Подведем итоги. Расширение взаимодействия между Западным и Восточным блоком в сфере нефти и газа было одним из ответов развитого мира на «нефтяную атаку» 1973–1974 года. Это сотрудничество представляется крайне интересным в понимании модификации правил и установок биполярной системы международных отношений в контексте политики разрядки. По сути, оно стало ответом первого и второго мира на ревизионистские действия третьего мира (ОПЕК) в международно-экономической сфере. Будучи продуктом политики разрядки, нефтяные связи между Западным и Восточным блоком неизбежно должны были пройти через те же этапы «заморозок» и угасания, что и политика разрядки в целом. Если в первой половине 1970-х годов («золотой» период разрядки) все три основных центра западного мира – США, Япония и европейские страны – вели переговоры по целому ряду углеводородных проектов с Советским Союзом, то с приходом к власти администрации Картера произошел отказ от этих проектов со стороны Японии и США. Еще в 1973 году личный помощник президента США Ч. Колсон предупреждал, что важно не дать «золотой лихорадке», царившей в 1972–1973 годах среди американских бизнесменов, угаснуть «в результате перегрузки и несоответствия аппетитов реально существующим условиям, как это уже бывало ранее».

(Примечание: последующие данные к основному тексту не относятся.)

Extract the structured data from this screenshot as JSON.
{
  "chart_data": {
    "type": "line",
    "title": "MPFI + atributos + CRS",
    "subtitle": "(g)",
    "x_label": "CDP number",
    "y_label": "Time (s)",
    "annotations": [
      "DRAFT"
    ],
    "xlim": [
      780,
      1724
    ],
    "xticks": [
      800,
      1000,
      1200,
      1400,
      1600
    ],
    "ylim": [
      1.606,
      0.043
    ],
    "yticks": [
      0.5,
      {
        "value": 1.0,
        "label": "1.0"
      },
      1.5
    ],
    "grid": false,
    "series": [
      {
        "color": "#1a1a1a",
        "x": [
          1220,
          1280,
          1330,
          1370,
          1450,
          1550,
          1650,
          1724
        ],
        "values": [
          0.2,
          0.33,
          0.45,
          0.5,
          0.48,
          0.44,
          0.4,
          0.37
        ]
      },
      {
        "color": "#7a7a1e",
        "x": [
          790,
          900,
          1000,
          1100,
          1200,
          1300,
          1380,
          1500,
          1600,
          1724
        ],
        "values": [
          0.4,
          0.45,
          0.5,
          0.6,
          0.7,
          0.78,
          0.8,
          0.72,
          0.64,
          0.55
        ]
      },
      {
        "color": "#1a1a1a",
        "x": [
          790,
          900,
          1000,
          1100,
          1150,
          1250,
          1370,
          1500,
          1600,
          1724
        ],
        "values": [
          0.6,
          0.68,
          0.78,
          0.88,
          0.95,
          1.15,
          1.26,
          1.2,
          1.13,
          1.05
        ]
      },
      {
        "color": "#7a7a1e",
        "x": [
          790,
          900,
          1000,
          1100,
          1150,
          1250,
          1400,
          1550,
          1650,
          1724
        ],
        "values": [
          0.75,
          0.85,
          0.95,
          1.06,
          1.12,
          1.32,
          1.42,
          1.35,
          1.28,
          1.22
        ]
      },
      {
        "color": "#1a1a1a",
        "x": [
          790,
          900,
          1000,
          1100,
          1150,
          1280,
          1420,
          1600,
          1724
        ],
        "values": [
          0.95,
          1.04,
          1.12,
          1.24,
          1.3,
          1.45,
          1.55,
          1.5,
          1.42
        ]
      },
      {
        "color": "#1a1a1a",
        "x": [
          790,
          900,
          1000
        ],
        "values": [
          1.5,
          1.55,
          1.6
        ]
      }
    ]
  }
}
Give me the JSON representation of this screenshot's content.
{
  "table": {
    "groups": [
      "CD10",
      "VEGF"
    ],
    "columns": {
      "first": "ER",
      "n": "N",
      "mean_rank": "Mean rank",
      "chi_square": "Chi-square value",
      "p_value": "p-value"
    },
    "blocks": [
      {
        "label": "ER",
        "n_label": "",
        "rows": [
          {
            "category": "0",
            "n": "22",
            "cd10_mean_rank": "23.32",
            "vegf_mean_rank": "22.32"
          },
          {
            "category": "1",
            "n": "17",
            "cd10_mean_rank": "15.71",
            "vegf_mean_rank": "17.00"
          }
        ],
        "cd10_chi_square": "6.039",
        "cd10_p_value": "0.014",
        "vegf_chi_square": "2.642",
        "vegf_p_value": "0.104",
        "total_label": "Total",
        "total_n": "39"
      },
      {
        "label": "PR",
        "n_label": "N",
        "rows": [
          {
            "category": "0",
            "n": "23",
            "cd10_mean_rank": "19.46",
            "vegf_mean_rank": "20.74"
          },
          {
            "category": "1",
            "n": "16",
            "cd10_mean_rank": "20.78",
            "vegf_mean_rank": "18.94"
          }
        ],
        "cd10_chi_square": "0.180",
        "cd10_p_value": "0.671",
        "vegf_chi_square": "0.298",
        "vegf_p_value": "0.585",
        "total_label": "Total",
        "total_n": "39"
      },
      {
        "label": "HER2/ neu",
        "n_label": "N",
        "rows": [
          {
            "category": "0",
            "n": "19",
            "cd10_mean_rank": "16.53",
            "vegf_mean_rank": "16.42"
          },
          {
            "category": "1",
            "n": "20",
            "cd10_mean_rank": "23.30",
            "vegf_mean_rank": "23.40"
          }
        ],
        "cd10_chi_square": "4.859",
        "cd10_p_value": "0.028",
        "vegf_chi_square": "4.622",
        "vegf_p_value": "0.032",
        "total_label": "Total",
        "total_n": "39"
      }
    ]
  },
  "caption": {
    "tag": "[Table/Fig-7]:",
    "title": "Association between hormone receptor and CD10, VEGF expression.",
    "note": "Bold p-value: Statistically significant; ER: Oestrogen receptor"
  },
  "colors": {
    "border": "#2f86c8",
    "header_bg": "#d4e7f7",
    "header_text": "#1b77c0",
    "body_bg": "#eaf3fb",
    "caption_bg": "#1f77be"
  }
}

К сожалению, именно такой сценарий в итоге и реализовался. Первый удар по «лихорадке» был нанесен принятием поправки Джексона – Вэника. После 1976 года эта тенденция только усилилась, когда перестановка акцентов с сотрудничества – соперничества на соперничество – сотрудничество в области энергетики синхронизировалась с общим внешнеполитическим курсом. В таких обстоятельствах «нефтегазовые возможности» СССР стали осмысляться Вашингтоном двойственно. Во-первых, они стали восприниматься как «слабое место», в связи с проблемами советского нефтепрома, давление на который стало частью стратегии по использованию невоенных преимуществ в судьбоносном противостоянии. Во-вторых, этот же сектор стал восприниматься как потенциальный источник угрозы безопасности и интересам Западного блока, что может быть связано с секьюритизацией нефтяной и энергетической проблемы. Последнее может быть объяснено распространением концепта советской угрозы на понятийное пространство экономики в ситуации выхода биполярной конфронтации за узкие военно-политические рамки.